100 AÑOS
Febrero 1926

El hidroavión Plus Ultra que completó el primer vuelo transoceánico entre Europa y América hace cien años.
Ayer, el 3 de agosto de 1492, la cañada de Palos, una vez ultimados los preparativos para el embarque de Colón hacia el ignoto mundo, tres carabelas SANTA MARÍA, PINTA Y NIÑA, que dirigida por el almirante Colón y en la que formaron Juan Costa, Alonso, los Pinzón, Pérez, Peñalosa y marinos de Moguer y Palos, venciendo a los mares izó en el Nuevo Mundo la veneranda bandera española, digno remate de aquellos excepcionales conocimientos de cosmografía, trazado de mapas, arte náutica, ciencias astrológicas que Colón demostró ante los Reyes Católicos en Salamanca, en la Rábida y en Santa Fe…
Hoy, Franco, Ruiz de Alda, Durán y Rada, partiendo también del mismo Palos pilotando el PLUS ULTRA, han llevado por los aires a aquellas tierras hermanas, descubiertas por Colón, el amor, el valimiento, el abrazo cariñoso de la madre patria, de esa España grande que, si antaño dio vida a las naciones americanas de fuente hispana, hogaño también las recuerda amorosamente, con esos indestructibles lazos que en todos los aspectos crea la maternidad.
Ayer, como hoy, el destino ha hecho que sea España la que diera a las repúblicas transoceánicas de estirpe española primeramente el ser y más adelante el bien demostrado alarde de que sigue nuestra nación, en el siglo XX, los derroteros que en el XV trazara Colón respecto a sus hijas, ya que si éste las incorporó con sus descubrimientos al mundo de la civilización y del progreso, nuestros aviadores han demostrado también el día 10 del mes cursante que la raza, esa raza que nos une y hermana con las repúblicas hispano-americanas, vive hoy tan pujante, tan intrépida, tan decidida y entusiasta como otra que el día 12 de Octubre de 1492, al entusiasta grito de TIERRA, lanzado por vez primera desde que Colón partió de Palos, llevó tierra americana, tras la infinita soledad del Océano, el alma, la vida, el sentir y la grandeza de nuestra querida España.
Si Colón descubrió América porque tuvo fe viva en su Dios, fe viva en su ideal y fe viva en sí mismo, esas mismas virtudes han llevado ahora a nuestros aviadores al logro de su raid a través del Océano, hecho que ha despertado la atención mundial y el entusiasmo delirante del pueblo español, el cual ostensiblemente viene demostrando que tan magno suceso ha logrado unir todos los corazones en comunión de anhelos y augurios delatores de la pujanza de la raza hispana, pujanza fielmente retratada con el vuelo del PLUS ULTRA, que partiendo de Palos ha amarado felizmente en Buenos Aires, donde a nuestros aviadores se les ha ofrecido el más grandioso homenaje de admiración y de cariño.
Jaca también, como no podía menos de suceder, ha exteriorizado de una manera elocuente sus afanes patrióticos.

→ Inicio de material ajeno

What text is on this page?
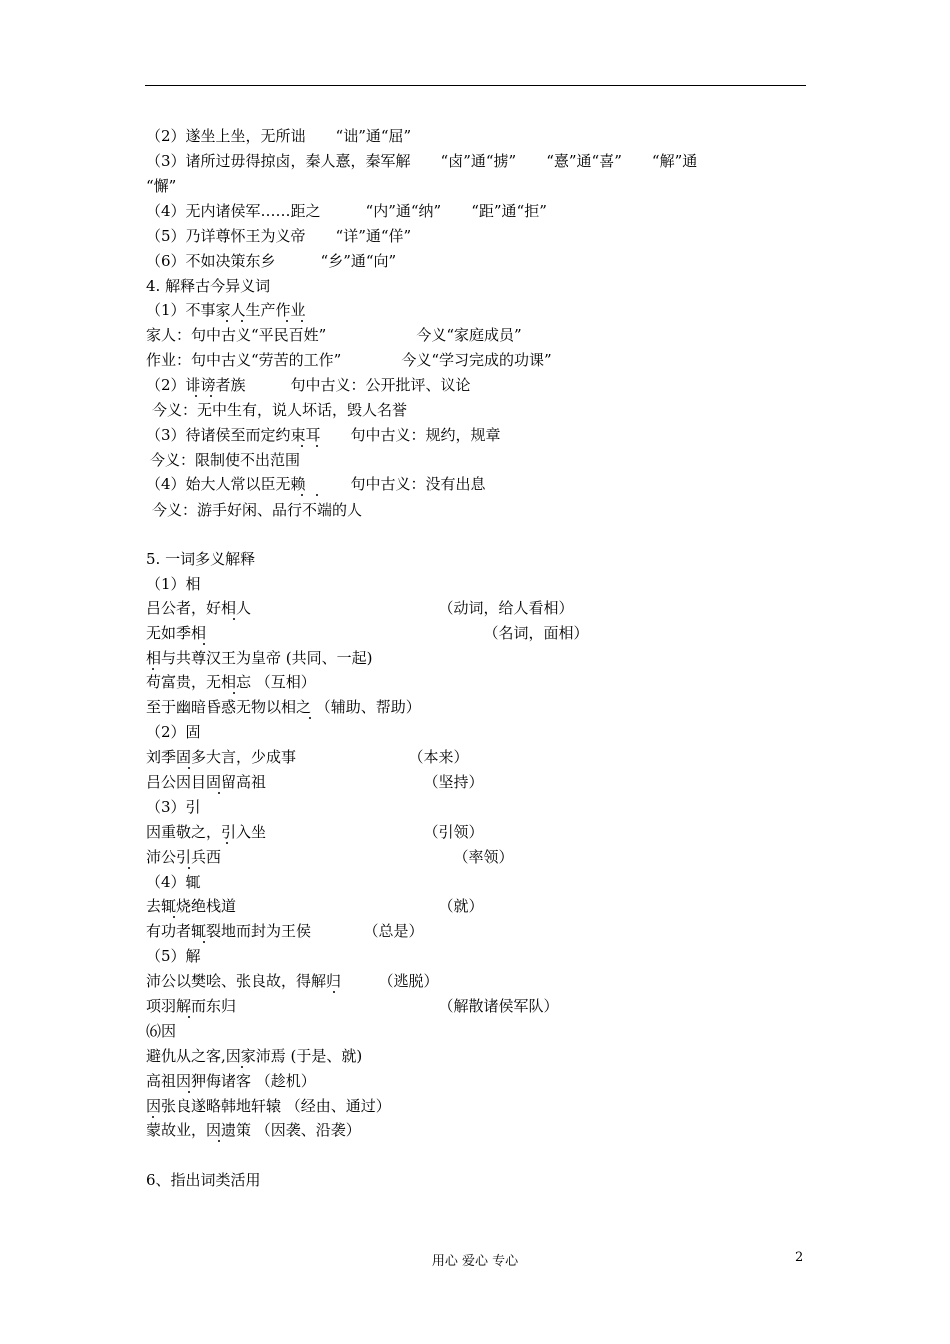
（2）遂坐上坐，无所诎　　“诎”通“屈”
（3）诸所过毋得掠卤，秦人憙，秦军解　　“卤”通“掳”　　“憙”通“喜”　　“解”通
“懈”
（4）无内诸侯军……距之　　　“内”通“纳”　　“距”通“拒”
（5）乃详尊怀王为义帝　　“详”通“佯”
（6）不如决策东乡　　　“乡”通“向”
4. 解释古今异义词
（1）不事家人生产作业
家人：句中古义“平民百姓”　　　　　　今义“家庭成员”
作业：句中古义“劳苦的工作”　　　　今义“学习完成的功课”
（2）诽谤者族　　　句中古义：公开批评、议论
今义：无中生有，说人坏话，毁人名誉
（3）待诸侯至而定约束耳　　句中古义：规约，规章
今义：限制使不出范围
（4）始大人常以臣无赖　　　句中古义：没有出息
今义：游手好闲、品行不端的人
5. 一词多义解释
（1）相
吕公者，好相人　　　　　　　　　　　　　（动词，给人看相）
无如季相　　　　　　　　　　　　　　　　　　　（名词，面相）
相与共尊汉王为皇帝 (共同、一起)
苟富贵，无相忘 （互相）
至于幽暗昏惑无物以相之 （辅助、帮助）
（2）固
刘季固多大言，少成事　　　　　　　　（本来）
吕公因目固留高祖　　　　　　　　　　　（坚持）
（3）引
因重敬之，引入坐　　　　　　　　　　　（引领）
沛公引兵西　　　　　　　　　　　　　　　　（率领）
（4）辄
去辄烧绝栈道　　　　　　　　　　　　　　（就）
有功者辄裂地而封为王侯　　　　（总是）
（5）解
沛公以樊哙、张良故，得解归　　　（逃脱）
项羽解而东归　　　　　　　　　　　　　　（解散诸侯军队）
⑹因
避仇从之客,因家沛焉 (于是、就)
高祖因狎侮诸客 （趁机）
因张良遂略韩地轩辕 （经由、通过）
蒙故业，因遗策 （因袭、沿袭）
6、指出词类活用
用心 爱心 专心	2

Desde el primer momento, se identificó plenamente con el interés nacional, y todas las frases de admiración y de gratitud con que la prensa ha extendido la notoriedad de esos cuatro beneméritos españoles las ha hecho suyas nuestra ciudad, que, dentro de su modestia, jamás deja de tener un gesto de grandeza y de efusión para estos acaecimientos que tanto enaltecen el nombre de nuestra nación y la ciencia e intrepidez de sus hombres.
¡Gloria al Progresol ¡Y a España!, nuestra Patria, cada vez más querida.